In U.S.-led Western Europe, meanwhile, the devastating effects of the war left entire economies in ruins. Leading industrial centers had been destroyed, critical infrastructure were damaged beyond repair, and agricultural production was disrupted to the point that Europeans were starving and on the brink of famine.
Because of such misery there was an innate sense that Western Europe’s political future was prone to falling into the hands of local communist parties and their Soviet puppet-masters. It was a climate ripe for revolution and, in March 1947, with Greece and Turkey on the verge of being taken over by Soviet-backed guerilla movements, it became clear to U.S. President Harry Truman and his top aides that America had to step in and provide military and economic assistance.
Anxious to prevent Western Europe as a whole from facing the same fate as the eastern half of the continent, in June of that year the Truman Administration announced the Marshall Plan, an emergency humanitarian effort that brought more than $17 billion in aid to the Europeans.
Four years later, Western Europe was producing twice as much as before the war, people were back at work, and its democracies were safe. What had once seemed inevitable – that all of Europe would become a satellite of the Soviet Union – was no longer the case.
We face a similar situation today. Instead of war, the world is experiencing a pandemic, the worst in over a century and which statisticians believe could have caused so far as many as 12 million deaths – or three times more than the official count. Trillions of dollars have been lost in economic output, and with such devastation – much as Europe experienced in the aftermath of World War II – the stage is perfectly set for political crises.
Rather than Russia, this time it is China that will be looking to exploit dislocations to assert its influence and further pursue its agenda of hegemony. Yet at the time of writing, neither America’s Joe Biden nor other leaders of the free world have stepped up to address this existential challenge.
Contrary to what Western policy planners are thinking, the immediate threat from China does not stem from its military. The so-called Quad, a sort of NATO for Asia, is not a solution for the current threat.

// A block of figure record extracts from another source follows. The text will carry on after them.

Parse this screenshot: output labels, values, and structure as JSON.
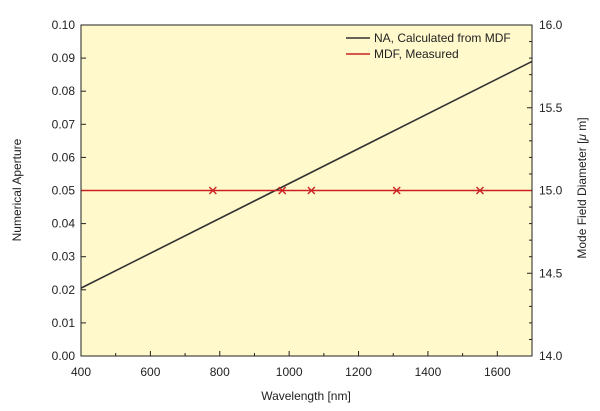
{
  "chart_data": {
    "type": "line",
    "xlabel": "Wavelength [nm]",
    "ylabel": "Numerical Aperture",
    "y2label": "Mode Field Diameter [",
    "y2label_mu": "μ",
    "y2label_unit": " m]",
    "xlim": [
      400,
      1700
    ],
    "ylim": [
      0.0,
      0.1
    ],
    "y2lim": [
      14.0,
      16.0
    ],
    "x_ticks": [
      400,
      600,
      800,
      1000,
      1200,
      1400,
      1600
    ],
    "y_ticks": [
      "0.00",
      "0.01",
      "0.02",
      "0.03",
      "0.04",
      "0.05",
      "0.06",
      "0.07",
      "0.08",
      "0.09",
      "0.10"
    ],
    "y2_ticks": [
      "14.0",
      "14.5",
      "15.0",
      "15.5",
      "16.0"
    ],
    "grid": false,
    "legend_position": "top-right",
    "series": [
      {
        "name": "NA, Calculated from MDF",
        "axis": "left",
        "x": [
          400,
          1700
        ],
        "y": [
          0.0205,
          0.089
        ]
      },
      {
        "name": "MDF, Measured",
        "axis": "right",
        "x": [
          400,
          1700
        ],
        "y": [
          15.0,
          15.0
        ],
        "markers": {
          "x": [
            780,
            980,
            1064,
            1310,
            1550
          ],
          "y": [
            15.0,
            15.0,
            15.0,
            15.0,
            15.0
          ]
        }
      }
    ],
    "colors": {
      "plot_background": "#fff9cc",
      "na_line": "#333333",
      "mdf_line": "#cc2222"
    }
  }
}
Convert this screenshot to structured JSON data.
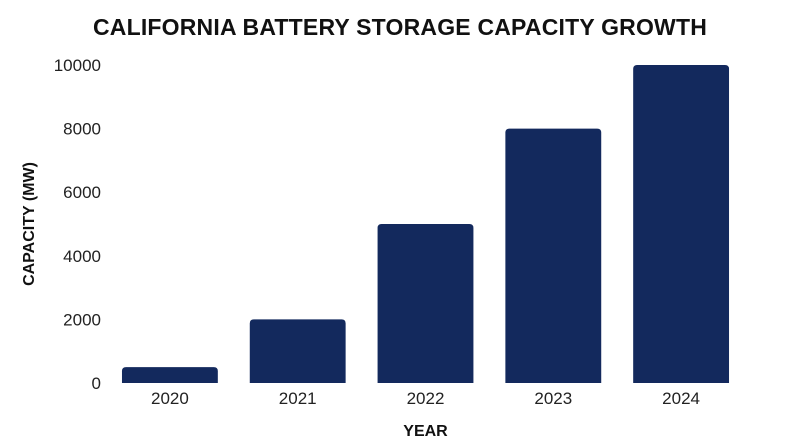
{
  "chart_data": {
    "type": "bar",
    "title": "CALIFORNIA BATTERY STORAGE CAPACITY GROWTH",
    "xlabel": "YEAR",
    "ylabel": "CAPACITY (MW)",
    "categories": [
      "2020",
      "2021",
      "2022",
      "2023",
      "2024"
    ],
    "values": [
      500,
      2000,
      5000,
      8000,
      10000
    ],
    "ylim": [
      0,
      10000
    ],
    "yticks": [
      0,
      2000,
      4000,
      6000,
      8000,
      10000
    ],
    "ytick_labels": [
      "0",
      "2000",
      "4000",
      "6000",
      "8000",
      "10000"
    ],
    "grid": false,
    "legend": "none",
    "bar_color": "#13295d"
  }
}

Neither is the G7’s Build Back Better World initiative, which would, in concept, provide multilateral financing for infrastructure projects in the developing world and ostensibly on more favorable terms than under China’s Belt Road Initiative.
Biden must now realize there is nothing to stop Beijing from trying to exploit political instability in America’s own backyard. The same can be said about Africa and Asia, two other vulnerable regions of the world.
As Truman before him understood the need for urgent action, so now Biden must understand he should have a New Marshall Plan put into place. Developing economies falling precipitously into an abyss need immediate aid. If not, the consequences will be felt far and wide.